Crumillospongia is rare in the Walcott Quarry where it represents less than 0.1% of the Walcott Quarry community (Caron and Jackson, 2008).
Crumillospongia lived attached to or resting on the sea floor. Particles of organic matter were extracted from the water as they passed through canals in the sponge’s wall.
CARON, J.-B. AND D. A. JACKSON. 2008. Paleoecology of the Greater Phyllopod Bed community, Burgess Shale. Palaeogeography, Palaeoclimatology, Palaeoecology, 258: 222-256.
CHEN, J. Y., G. Q. ZHOU, M. Y. ZHU AND K. Y. YEH. 1996. The Chengjiang biota a unique window of the Cambrian explosion. National Museum of Natural Science Taiwan, Taichung, 230 p.

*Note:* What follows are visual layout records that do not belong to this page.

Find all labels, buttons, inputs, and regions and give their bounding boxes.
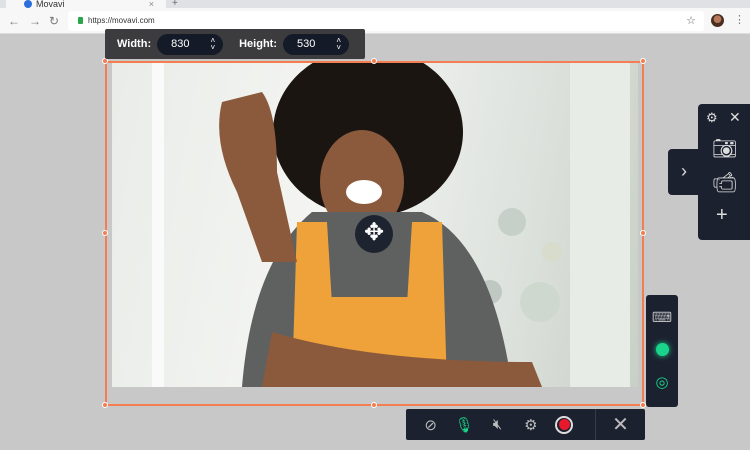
screenshot-camera-icon[interactable]: 📷︎	[712, 136, 737, 161]
height-label: Height:	[239, 38, 277, 50]
move-handle-icon[interactable]: ✥	[355, 215, 393, 253]
height-spin-icon[interactable]: ˄ ˅	[336, 37, 341, 52]
menu-icon[interactable]: ⋮	[734, 13, 745, 26]
capture-side-panel: ⚙ ✕ 📷︎ 📹︎ +	[698, 104, 750, 240]
close-icon[interactable]: ✕	[729, 109, 741, 126]
resize-handle-bottom[interactable]	[371, 402, 377, 408]
microphone-icon[interactable]: 🎙︎	[447, 416, 480, 434]
resize-handle-right[interactable]	[640, 230, 646, 236]
record-button[interactable]	[548, 415, 581, 434]
system-audio-off-icon[interactable]: 🔇︎	[481, 416, 514, 433]
back-icon[interactable]: ←	[8, 14, 20, 28]
lock-icon	[78, 17, 83, 24]
mouse-highlight-icon[interactable]	[646, 343, 678, 361]
avatar[interactable]	[711, 14, 724, 27]
height-stepper[interactable]: 530 ˄ ˅	[283, 33, 349, 55]
browser-tab[interactable]: Movavi ×	[6, 0, 166, 10]
resize-handle-bottom-left[interactable]	[102, 402, 108, 408]
height-value[interactable]: 530	[297, 38, 315, 50]
settings-icon[interactable]: ⚙	[514, 416, 547, 434]
resize-handle-left[interactable]	[102, 230, 108, 236]
keyboard-icon[interactable]: ⌨	[646, 309, 678, 326]
effects-panel: ⌨ ◎	[646, 295, 678, 407]
url-input[interactable]: https://movavi.com ☆	[68, 11, 704, 31]
width-value[interactable]: 830	[171, 38, 189, 50]
browser-tab-strip: Movavi × +	[0, 0, 750, 10]
resize-handle-top-right[interactable]	[640, 58, 646, 64]
new-tab-button[interactable]: +	[172, 0, 178, 9]
settings-icon[interactable]: ⚙	[706, 110, 718, 126]
click-effect-icon[interactable]: ◎	[646, 373, 678, 391]
close-icon[interactable]: ✕	[596, 412, 645, 437]
forward-icon[interactable]: →	[29, 14, 41, 28]
size-toolbar: Width: 830 ˄ ˅ Height: 530 ˄ ˅	[105, 29, 365, 59]
url-text: https://movavi.com	[88, 16, 155, 25]
add-icon[interactable]: +	[716, 204, 728, 227]
video-camera-icon[interactable]: 📹︎	[712, 170, 737, 195]
width-spin-icon[interactable]: ˄ ˅	[210, 37, 215, 52]
recording-toolbar: ⊘ 🎙︎ 🔇︎ ⚙ ✕	[406, 409, 645, 440]
favicon-icon	[24, 0, 32, 8]
reload-icon[interactable]: ↻	[49, 14, 59, 28]
bookmark-star-icon[interactable]: ☆	[686, 14, 696, 27]
resize-handle-top[interactable]	[371, 58, 377, 64]
width-stepper[interactable]: 830 ˄ ˅	[157, 33, 224, 55]
tab-close-icon[interactable]: ×	[149, 0, 154, 9]
expand-panel-button[interactable]: ›	[668, 149, 700, 195]
width-label: Width:	[117, 38, 152, 50]
tab-title: Movavi	[36, 0, 65, 9]
webcam-off-icon[interactable]: ⊘	[414, 416, 447, 434]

RIGBY, J. K. 1986. Sponges of the Burgess Shale (Middle Cambrian), British Columbia. Palaeontographica Canadiana, 2: 1-105.
RIGBY, J. K. AND D. COLLINS. 2004. Sponges of the Middle Cambrian Burgess Shale and Stephen Formations, British Columbia. Royal Ontario Museum Contributions in Science, 1: 1-155.
WALCOTT, C. D. 1919. Cambrian Geology and Paleontology. IV. No. 5, Middle Cambrian Algae. Smithsonian Miscellaneous Collections, 67: 217-260.
WALCOTT, C. D. 1920. Middle Cambrian Spongiae. Smithsonian Miscellaneous Collections, 67: 261-364.
WANG, P.-L., Y.-L. ZHAO, X.-L. YANG AND R.-J. YANG. 2005. Crumillospongia biporosa (sponge) from the early Cambrian Niutitang biota in Guizhou Province. Acta Micropalaeontologica Sinica, 22: 196-201.